Au milieu de l’automne, alors que les journées se faisaient de plus en plus froides et que les feuilles rouges ne m’émouvaient plus, l’équipe médicale de Clara nous a annoncé qu’elle devait passer des tests pour voir si la chimiothérapie donnait les résultats escomptés.

Quelques semaines plus tard, on endormait encore mon bébé, trois jours de suite, pour lui faire passer une batterie d’examens. Chaque fois, c’est la boule au ventre que je la laissais partir. Pour apaiser mon angoisse pendant qu’elle était loin de moi, je portais des bijoux porte-bonheur, je priais, je répétais des rituels bidon . Quand tu ne sais plus à quoi te raccrocher, tu inventes et tu imagines n’importe quoi qui peut te rassurer l’espace d’un instant. Tu deviens accro à ces moments de paix intérieure.

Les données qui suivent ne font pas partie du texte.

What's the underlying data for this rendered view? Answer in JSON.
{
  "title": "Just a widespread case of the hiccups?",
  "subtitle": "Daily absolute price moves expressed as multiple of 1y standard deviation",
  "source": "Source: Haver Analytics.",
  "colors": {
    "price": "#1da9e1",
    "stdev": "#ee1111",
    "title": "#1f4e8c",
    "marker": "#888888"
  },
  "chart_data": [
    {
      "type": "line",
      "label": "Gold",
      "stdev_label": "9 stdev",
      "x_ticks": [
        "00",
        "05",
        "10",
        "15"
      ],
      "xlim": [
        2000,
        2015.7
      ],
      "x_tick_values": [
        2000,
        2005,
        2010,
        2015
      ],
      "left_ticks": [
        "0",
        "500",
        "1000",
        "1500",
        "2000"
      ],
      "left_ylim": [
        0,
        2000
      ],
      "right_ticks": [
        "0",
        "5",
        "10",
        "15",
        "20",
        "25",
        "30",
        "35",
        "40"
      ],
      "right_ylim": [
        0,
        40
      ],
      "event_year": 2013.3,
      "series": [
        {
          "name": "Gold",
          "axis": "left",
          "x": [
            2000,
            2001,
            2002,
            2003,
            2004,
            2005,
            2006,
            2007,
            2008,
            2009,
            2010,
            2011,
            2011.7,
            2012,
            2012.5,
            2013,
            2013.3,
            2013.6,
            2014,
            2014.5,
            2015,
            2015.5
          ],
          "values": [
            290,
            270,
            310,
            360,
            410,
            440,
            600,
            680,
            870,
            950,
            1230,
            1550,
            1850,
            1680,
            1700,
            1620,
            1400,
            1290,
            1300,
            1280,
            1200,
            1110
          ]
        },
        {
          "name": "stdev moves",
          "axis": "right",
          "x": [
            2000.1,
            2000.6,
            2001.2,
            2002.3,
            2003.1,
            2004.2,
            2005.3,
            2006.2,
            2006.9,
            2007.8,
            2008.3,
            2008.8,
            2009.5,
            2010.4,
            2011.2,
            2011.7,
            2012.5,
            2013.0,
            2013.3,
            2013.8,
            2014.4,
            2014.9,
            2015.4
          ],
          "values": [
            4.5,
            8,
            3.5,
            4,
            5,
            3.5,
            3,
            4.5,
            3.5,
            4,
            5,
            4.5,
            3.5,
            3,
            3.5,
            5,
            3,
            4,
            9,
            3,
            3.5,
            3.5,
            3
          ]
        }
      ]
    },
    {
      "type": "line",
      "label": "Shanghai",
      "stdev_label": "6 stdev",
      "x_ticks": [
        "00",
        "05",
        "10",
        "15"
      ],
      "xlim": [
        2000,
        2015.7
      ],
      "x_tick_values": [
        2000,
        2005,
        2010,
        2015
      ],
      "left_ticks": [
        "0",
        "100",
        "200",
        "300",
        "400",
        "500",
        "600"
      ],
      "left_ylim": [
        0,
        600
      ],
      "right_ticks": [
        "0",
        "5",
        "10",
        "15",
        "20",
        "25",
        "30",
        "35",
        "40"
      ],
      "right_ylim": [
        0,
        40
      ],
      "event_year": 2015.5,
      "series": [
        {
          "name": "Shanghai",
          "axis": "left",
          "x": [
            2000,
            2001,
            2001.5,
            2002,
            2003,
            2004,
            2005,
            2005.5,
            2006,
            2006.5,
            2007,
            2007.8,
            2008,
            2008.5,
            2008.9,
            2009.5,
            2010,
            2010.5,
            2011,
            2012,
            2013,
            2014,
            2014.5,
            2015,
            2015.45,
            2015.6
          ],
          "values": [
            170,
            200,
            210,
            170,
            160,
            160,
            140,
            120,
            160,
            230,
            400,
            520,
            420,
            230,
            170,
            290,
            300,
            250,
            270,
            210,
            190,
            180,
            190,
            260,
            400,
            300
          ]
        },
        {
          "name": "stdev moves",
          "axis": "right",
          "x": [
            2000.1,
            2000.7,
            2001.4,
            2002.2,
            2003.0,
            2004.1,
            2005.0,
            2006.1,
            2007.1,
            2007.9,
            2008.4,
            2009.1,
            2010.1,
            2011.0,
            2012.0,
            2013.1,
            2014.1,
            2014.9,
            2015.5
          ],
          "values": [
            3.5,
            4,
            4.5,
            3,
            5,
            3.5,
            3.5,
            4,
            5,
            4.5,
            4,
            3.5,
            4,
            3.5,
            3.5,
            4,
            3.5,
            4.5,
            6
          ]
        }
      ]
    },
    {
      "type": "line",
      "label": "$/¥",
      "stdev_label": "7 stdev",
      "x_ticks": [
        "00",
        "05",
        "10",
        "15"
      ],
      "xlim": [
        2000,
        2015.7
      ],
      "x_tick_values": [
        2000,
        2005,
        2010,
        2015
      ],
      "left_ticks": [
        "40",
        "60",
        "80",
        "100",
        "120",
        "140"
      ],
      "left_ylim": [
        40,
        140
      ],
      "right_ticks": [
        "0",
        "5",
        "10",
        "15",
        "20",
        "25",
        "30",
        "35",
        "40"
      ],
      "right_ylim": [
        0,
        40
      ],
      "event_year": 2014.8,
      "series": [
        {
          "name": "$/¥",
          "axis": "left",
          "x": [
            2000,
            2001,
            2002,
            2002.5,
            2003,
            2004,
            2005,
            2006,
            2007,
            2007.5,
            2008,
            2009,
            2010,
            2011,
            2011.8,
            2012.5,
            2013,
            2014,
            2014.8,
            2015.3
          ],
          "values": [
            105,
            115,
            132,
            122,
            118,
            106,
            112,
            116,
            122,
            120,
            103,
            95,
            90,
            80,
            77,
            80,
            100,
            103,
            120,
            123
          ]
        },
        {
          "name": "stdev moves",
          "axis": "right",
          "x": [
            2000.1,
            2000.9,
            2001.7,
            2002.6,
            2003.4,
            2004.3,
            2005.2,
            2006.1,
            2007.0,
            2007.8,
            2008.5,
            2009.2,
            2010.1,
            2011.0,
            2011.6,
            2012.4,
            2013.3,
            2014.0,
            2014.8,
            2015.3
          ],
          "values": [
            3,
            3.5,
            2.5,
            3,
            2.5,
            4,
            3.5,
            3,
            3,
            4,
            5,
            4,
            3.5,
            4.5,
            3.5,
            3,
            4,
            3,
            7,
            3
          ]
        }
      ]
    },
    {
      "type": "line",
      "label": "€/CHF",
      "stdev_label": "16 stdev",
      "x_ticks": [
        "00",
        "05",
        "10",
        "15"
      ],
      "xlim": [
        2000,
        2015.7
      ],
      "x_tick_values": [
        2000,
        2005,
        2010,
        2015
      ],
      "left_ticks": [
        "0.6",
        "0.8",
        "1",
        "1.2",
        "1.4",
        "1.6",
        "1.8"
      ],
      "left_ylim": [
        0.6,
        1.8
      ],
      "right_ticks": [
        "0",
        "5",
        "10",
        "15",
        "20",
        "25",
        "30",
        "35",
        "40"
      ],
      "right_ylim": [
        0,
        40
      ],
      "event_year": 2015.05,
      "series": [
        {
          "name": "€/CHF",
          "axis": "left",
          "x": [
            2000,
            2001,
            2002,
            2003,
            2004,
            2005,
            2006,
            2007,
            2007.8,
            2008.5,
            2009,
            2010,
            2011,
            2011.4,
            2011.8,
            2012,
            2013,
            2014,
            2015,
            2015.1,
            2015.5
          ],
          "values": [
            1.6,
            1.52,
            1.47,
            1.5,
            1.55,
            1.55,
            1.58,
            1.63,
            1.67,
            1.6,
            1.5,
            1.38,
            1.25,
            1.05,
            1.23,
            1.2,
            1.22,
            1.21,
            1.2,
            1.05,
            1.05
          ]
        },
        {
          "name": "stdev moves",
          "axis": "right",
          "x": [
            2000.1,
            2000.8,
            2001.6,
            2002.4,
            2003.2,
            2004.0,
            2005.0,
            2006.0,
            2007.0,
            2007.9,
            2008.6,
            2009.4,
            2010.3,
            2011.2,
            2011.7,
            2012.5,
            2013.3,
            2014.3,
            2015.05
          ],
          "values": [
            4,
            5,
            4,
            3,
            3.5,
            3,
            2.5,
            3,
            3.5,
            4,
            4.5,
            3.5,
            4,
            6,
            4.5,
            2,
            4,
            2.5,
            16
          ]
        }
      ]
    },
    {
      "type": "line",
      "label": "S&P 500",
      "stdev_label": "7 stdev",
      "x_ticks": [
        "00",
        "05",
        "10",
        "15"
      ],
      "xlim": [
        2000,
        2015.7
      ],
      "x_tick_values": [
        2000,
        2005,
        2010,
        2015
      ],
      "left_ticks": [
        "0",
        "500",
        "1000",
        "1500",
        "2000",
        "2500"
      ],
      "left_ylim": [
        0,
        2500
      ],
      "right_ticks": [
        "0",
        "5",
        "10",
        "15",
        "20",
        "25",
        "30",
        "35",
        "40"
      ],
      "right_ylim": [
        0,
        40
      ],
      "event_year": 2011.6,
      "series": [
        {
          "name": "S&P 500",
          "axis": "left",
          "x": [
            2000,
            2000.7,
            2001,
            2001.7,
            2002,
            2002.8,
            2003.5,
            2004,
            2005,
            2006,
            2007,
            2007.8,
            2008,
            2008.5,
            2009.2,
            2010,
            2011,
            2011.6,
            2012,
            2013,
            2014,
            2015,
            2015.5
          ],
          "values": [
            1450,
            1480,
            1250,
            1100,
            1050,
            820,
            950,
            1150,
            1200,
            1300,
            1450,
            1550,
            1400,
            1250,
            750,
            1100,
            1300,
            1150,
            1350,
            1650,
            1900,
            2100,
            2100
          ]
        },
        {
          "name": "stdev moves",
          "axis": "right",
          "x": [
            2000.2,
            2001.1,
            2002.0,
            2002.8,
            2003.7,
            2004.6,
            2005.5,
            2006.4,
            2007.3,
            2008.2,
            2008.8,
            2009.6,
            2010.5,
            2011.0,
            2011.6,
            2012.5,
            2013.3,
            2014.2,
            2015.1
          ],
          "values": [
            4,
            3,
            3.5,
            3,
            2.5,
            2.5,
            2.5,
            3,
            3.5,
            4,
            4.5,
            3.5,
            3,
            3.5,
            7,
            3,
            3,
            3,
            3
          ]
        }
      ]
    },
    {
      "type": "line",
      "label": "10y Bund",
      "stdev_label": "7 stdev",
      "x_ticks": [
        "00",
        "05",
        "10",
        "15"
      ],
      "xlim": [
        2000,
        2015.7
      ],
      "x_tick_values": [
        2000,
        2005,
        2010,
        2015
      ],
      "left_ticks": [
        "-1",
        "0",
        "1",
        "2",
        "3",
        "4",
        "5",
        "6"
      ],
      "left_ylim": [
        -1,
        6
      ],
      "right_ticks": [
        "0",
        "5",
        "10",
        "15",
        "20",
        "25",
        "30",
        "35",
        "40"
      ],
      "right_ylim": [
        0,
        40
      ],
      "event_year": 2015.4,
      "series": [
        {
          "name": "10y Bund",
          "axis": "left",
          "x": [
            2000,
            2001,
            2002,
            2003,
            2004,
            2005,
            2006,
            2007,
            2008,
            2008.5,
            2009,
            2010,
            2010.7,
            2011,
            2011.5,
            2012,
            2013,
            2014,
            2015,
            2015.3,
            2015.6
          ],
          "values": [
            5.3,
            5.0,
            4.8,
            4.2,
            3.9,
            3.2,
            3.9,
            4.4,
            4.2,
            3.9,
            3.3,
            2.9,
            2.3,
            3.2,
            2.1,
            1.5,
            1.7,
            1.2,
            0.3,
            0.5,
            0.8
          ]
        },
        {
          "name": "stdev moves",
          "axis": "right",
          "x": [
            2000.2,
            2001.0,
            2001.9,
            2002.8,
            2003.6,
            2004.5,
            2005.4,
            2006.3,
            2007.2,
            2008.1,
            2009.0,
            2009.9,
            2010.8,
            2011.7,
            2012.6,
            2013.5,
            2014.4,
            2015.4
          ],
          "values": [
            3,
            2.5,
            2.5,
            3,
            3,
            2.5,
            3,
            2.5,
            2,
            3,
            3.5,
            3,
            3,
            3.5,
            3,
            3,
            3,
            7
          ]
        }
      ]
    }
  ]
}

Tu les recherches et tu pleures le temps où l’insouciance était tout ce que tu connaissais.

Une fois les tests passés, nous devions commencer les démarches pour la radiothérapie qui allait s’ajouter au plan de traitement de Clara. Entre ses cycles de chimio, Clara n’aurait plus de pause. Elle devait maintenant se présenter en radiothérapie tous les jours, à 8h tapant, pendant 6 semaines de suite.

Lors d’un de nos rendez-vous de préparation à la radiothérapie, le 2 novembre 2017, la radio-oncologue de Clara nous a croisés dans le corridor de l’hôpital. Elle nous a demandé si nous savions la nouvelle. J’ai senti mon cœur se serrer. Je savais qu’elle parlait des tests que nous avions passés la semaine précédente. Notre rendez-vous pour recevoir les résultats était prévu le lendemain. J’ai laissé échapper un « non » rempli d’appréhensions. Elle m’a dit « Elles sont bonnes les nouvelles. Il n’y a plus de trace du cancer. Nulle part. » Et c’est là, en plein milieu d’un corridor de l’Hôtel-Dieu de Québec, que j’ai senti mes genoux fléchir. Mon chum, qui était un peu plus loin, n’avait pas entendu. Il s’est approché de nous et je lui ai répété la nouvelle. Il a étouffé un cri. Quelques secondes plus tard, je l’ai entendu, derrière mon épaule, pleurer. Je ne pouvais pas le regarder, car je savais que si mes yeux croisaient les siens, je m’effondrerais. On a continué la journée de préparation à la radiothérapie en planant de bonheur. Pour la première fois en plus de 3 mois, j’étais bien.

Cet état de bonheur n’est pas resté longtemps. Une fois l’euphorie de la nouvelle passée, l’angoisse a, encore une fois, repris du terrain. Je faisais maintenant face à un nouveau stress: celui que le cancer revienne. Comme une ombre menaçante au milieu de la nuit, je le redoutais encore, sinon plus. Je le sentais encore tout prêt, je le savais maintenant sournois et sans pitié.